Decision Number 986
SUBJECT TO FINAL EDITING
IN RE: Request from the General Conference for a Declaratory Decision Concerning Pastoral Leadership in Paying Apportionments as a Chargeable Offense under ¶ 2702.
Digest
Unwillingness by a pastor to lead a local church toward full payment of apportionments including proportionality in the Episcopal Fund (¶ 823) does not constitute a chargeable offense under ¶ 2702.
Statement of Facts
On a motion from a delegate, the 2004 General Conference requested a declaratory decision of the Judicial Council as follows:
For clarity of understanding regarding our mutual responsibility, I move the General Conference ask the Judicial Council for a declaratory decision in answer to the following question: Does unwillingness by a pastor to lead a local church toward full payment of apportionments including proportionality ¶ 823 Episcopal Fund constitute a chargeable offense under ¶ 2702 (d) failure to perform the work of ministry and (e) disobedience to the order and discipline of the (sic) United Methodist Church?
Jurisdiction
The Judicial Council has jurisdiction under ¶ 2610 of the 2000 Discipline.
Analysis and Rationale
A basic provision for leadership requires that for leaders to be held accountable they must have commensurate authority and responsibility. The duties of a pastor of a charge include administering the temporal affairs of the congregation, (¶ 331) leading the congregation in the fulfillment of its mission through full and faithful payment of all apportioned ministerial support, administrative, and benevolent funds, (¶ 331.2f) and being the administrative officer of the local church. (¶ 331.3a) In addition once the annual conference has determined the amount of apportioned funds to each charge, it is the responsibility of the district superintendent, the pastor, and the lay member(s) of the annual conference and/or the church lay leader(s) to interpret to each charge conference the importance of apportioned funds. (¶ 246.13) The pastor shall be the administrative officer (of the charge conference), and as such shall be an ex officio member of all conferences, boards, councils, commissions, committees, and task forces, unless restricted by the Discipline. (The Charge Conference at page 145, 2000 Discipline) The church council has responsibility for establishing the budget on recommendation of the committee on finance . . . . (¶ 251.4c) The pastor is only one of a number of individuals who hold membership on the church council. (¶ 251.5k) The Episcopal Fund is apportioned proportionally within an annual conference to the salary paid to each local church pastor. (¶ 823) Once the apportionments for bishops, district superintendents, conference claimants, and the Equitable Compensation Fund are determined by the annual conference, “payments made to the same in each pastoral charge shall be exactly proportional to the amount paid on the clergy base compensation. The treasurer or treasurers of each pastoral charge shall accordingly make proportional distribution of funds raised in that charge for the support of ordained ministry (¶ 620).
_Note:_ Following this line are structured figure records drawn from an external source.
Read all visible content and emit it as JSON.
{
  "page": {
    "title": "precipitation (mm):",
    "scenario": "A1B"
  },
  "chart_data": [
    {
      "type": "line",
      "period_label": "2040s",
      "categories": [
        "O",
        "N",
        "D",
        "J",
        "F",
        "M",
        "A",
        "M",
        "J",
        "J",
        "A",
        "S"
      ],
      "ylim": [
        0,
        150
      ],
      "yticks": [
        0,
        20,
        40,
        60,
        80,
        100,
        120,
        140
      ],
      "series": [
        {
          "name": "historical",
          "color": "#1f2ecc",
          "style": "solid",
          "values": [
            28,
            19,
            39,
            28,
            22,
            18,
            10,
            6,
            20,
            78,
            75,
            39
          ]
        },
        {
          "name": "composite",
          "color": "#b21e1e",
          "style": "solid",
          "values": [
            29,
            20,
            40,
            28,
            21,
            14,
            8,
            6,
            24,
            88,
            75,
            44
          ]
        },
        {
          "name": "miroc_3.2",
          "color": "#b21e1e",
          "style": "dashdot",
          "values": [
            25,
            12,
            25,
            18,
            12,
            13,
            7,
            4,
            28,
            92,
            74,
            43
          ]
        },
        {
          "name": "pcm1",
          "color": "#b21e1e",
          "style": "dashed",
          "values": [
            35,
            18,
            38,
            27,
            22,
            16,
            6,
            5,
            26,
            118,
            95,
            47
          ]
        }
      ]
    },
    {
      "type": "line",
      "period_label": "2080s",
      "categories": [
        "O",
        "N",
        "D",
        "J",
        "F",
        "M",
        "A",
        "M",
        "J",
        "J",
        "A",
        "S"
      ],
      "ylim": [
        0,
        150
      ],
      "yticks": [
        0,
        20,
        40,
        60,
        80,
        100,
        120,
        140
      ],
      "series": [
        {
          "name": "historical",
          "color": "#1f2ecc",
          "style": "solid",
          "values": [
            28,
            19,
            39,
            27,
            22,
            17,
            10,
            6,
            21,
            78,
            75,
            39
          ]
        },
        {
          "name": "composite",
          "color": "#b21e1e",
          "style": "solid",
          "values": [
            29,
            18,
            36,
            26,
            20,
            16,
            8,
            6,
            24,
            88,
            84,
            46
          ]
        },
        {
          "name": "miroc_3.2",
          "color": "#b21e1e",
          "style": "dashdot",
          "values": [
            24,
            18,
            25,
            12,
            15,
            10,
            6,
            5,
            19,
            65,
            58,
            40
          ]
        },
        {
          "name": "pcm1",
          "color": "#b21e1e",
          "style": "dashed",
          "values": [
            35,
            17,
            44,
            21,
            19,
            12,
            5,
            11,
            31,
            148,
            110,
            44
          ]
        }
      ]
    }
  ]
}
The pastor of a church has an important role in leading a local church to accomplish its plan for mission and ministry and to pay its apportionments in full, including the apportionment for the Episcopal Fund, but the pastor does not carry this responsibility alone. The pastor of a church is just one of many individuals, lay and clergy, who has responsibility for providing leadership to a local congregation and thereby leading a local church toward full payment of apportionments. To hold the pastor of a local church personally accountable for a chargeable offense when a church under his/her pastoral leadership does not pay its apportionments in full including the requirement for proportionality in the case of the Episcopal Fund is unjust.
The clear legislative intent of the list of chargeable offenses in ¶ 2702 is to hold pastors accountable for their own personal actions, not the actions of other ordained or lay persons. Thus, the unwillingness of a pastor to lead a local church toward full payment of apportionments including ¶ 823 is not a chargeable offense under the current provisions of ¶ 2702.
If a pastor deliberately encourages a church not to pay its apportionments in full, when the church has the ability to do so, this action by the pastor may rise to the level of a chargeable offense under ¶ 2702.
Decision
Unwillingness by a pastor to lead a local church toward full payment of apportionments including proportionality in the Episcopal Fund (¶ 823) does not constitute a chargeable offense under ¶ 2702.